Climbing Great Northern Mountain

Great Northern Mountain just south of Glacier National Park is a beast of a mountain. Kristen and I tried summiting it a few weeks ago, but the weather was terrible and we wanted to do it when we could enjoy the views.

While the day started off with the mountain shrouded in the clouds, they parted and we ended up with a cool climb.

Mountain weather is always funny. The forecast for the valleys can be great, but the mountains can stay shrouded in clouds all day. Like our first attempt at Great Northern Mountain, the day started cool and cloudy. Similarly, the trail was brutally steep up to the ridge.

Wingless female moth laying eggs

After about 2,500 ft in almost 2 miles, we finally made the ridge. Along the way, we passed numerous squirrels, chipmunks, huckleberries, and a wingless female moth laying eggs.

As we climbed up, we started to get some views looking out at the Hungry Horse Reservoir and a look at the cool Firefighter Mountain Lookout. The trees changed to more subalpine fir carpeted by loaded huckleberry plants with leaves changing into fall colors.

Great Northern Mountain, however, still had clouds shrouding its summit, but we could see the cloud ceiling rising. We waited around for a bit before continuing on as there was no point in clinging to the exposed ridge in the clouds.

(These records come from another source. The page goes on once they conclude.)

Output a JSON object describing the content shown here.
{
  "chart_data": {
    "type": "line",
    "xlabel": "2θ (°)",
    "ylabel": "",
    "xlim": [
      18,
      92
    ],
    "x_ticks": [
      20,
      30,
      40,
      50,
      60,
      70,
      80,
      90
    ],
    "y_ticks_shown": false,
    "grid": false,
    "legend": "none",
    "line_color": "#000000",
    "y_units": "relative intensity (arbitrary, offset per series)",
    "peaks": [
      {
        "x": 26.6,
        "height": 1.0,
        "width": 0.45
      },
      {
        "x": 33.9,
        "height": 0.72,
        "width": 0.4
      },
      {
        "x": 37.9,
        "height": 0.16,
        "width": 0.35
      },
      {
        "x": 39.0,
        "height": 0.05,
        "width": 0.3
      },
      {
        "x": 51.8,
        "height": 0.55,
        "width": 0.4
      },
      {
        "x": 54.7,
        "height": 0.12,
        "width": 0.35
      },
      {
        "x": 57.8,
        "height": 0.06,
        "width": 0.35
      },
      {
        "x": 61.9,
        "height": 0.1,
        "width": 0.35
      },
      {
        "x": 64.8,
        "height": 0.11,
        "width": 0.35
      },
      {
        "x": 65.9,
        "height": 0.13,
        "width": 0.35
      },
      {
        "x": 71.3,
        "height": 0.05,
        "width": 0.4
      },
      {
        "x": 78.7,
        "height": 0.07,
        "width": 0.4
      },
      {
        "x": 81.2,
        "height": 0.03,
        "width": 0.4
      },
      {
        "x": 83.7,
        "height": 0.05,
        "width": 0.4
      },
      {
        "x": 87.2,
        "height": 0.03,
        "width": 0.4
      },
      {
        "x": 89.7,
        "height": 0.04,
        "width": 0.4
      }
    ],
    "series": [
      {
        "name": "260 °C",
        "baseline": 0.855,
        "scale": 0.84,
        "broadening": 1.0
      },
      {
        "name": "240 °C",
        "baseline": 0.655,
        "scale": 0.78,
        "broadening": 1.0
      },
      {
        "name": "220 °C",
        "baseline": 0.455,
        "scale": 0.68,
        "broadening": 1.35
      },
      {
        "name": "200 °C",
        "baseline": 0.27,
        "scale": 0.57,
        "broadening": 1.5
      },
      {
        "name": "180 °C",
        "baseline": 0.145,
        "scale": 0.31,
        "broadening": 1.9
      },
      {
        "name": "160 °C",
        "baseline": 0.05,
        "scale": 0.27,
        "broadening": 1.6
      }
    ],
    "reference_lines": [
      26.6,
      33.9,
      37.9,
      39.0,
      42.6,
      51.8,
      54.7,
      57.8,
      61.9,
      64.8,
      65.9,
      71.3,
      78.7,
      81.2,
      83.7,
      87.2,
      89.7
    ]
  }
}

After about 45 minutes, we decided to move along the ridge which went up and down a bit. I spied a griz feasting on huckleberries down in the bowl to the north. He moved over the ridge to the other side. We found him continuing his feeding frenzy as we worked our way up.

Eventually, the route comes alongside a precipitous drop to the north with encroaching trees to the south. For those with a fear of heights, this section would be the limit. The route picks its way along the ridge and we worked our way above the trees.

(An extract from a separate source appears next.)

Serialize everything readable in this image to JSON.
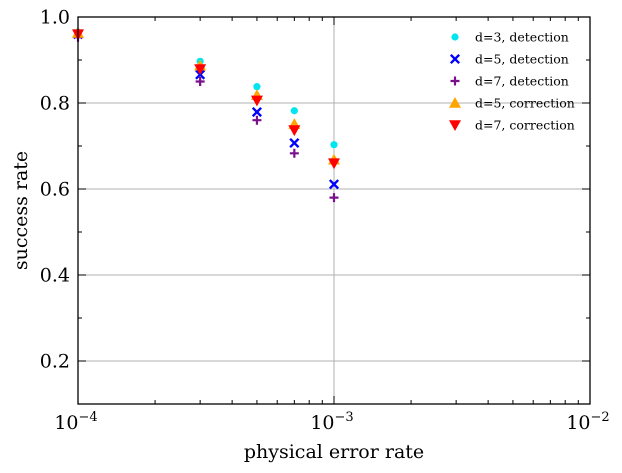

Moist air raced up the mountain turning into clouds as it got higher, then rolled over the leeward side, filling the valley to the north. Drainages appeared and disappeared. As we got higher, and the clouds lifted little by little, we began to get glimpses of Stanton Glacier below us. Those climbing on a clear day would have seen it much sooner than us (as well as the elusive summit).

A summit appeared before us, only to tease us as it was just a point along the way. We endured the chilly wind and marched upward through the brown rock, eventually getting to the summit. We sat on limestone, embedded with Stromatolites as the clouds danced around us. It still played peek-a-boo with the vantages, but we were higher up and began to see all the way into the south end of Glacier National Park.

After a chilly lunch, we began our descent and the clouds continued to lift giving us incredible views all the way down. We stopped and snacked on more huckleberries, watched the grizzly do the same, then dropped back to our car.

Posted on 3 Comments

3 thoughts on “Climbing Great Northern Mountain

  1. What do you recommend for hiking boots? I hike in Salomon X-ultra that are Goretex. That and a pair of worn out LLBean boots. I will be in Montana for the first time this week and hope to do some short trips day hikes around Glacier.

    1. So I’m a huge fan of hiking in trail runners. The biggest thing is always to make sure that they fit your feet well. Not sure if you saw Mike Harrington’s comment below as well, but he recommends bringing two pairs just in case you end up with soaking shoes…. Anyway, if you’re hiking trails, trail runners are great. The other caveat is that, if it starts to snow or something like that, boots will be warmer and rumor has it that we might get some! Yikes!

  2. I recently got back from Glacier. We had some rain days and I was glad I brought 2 pair of hiking boots. So bring both the Salomon and the Bean boots!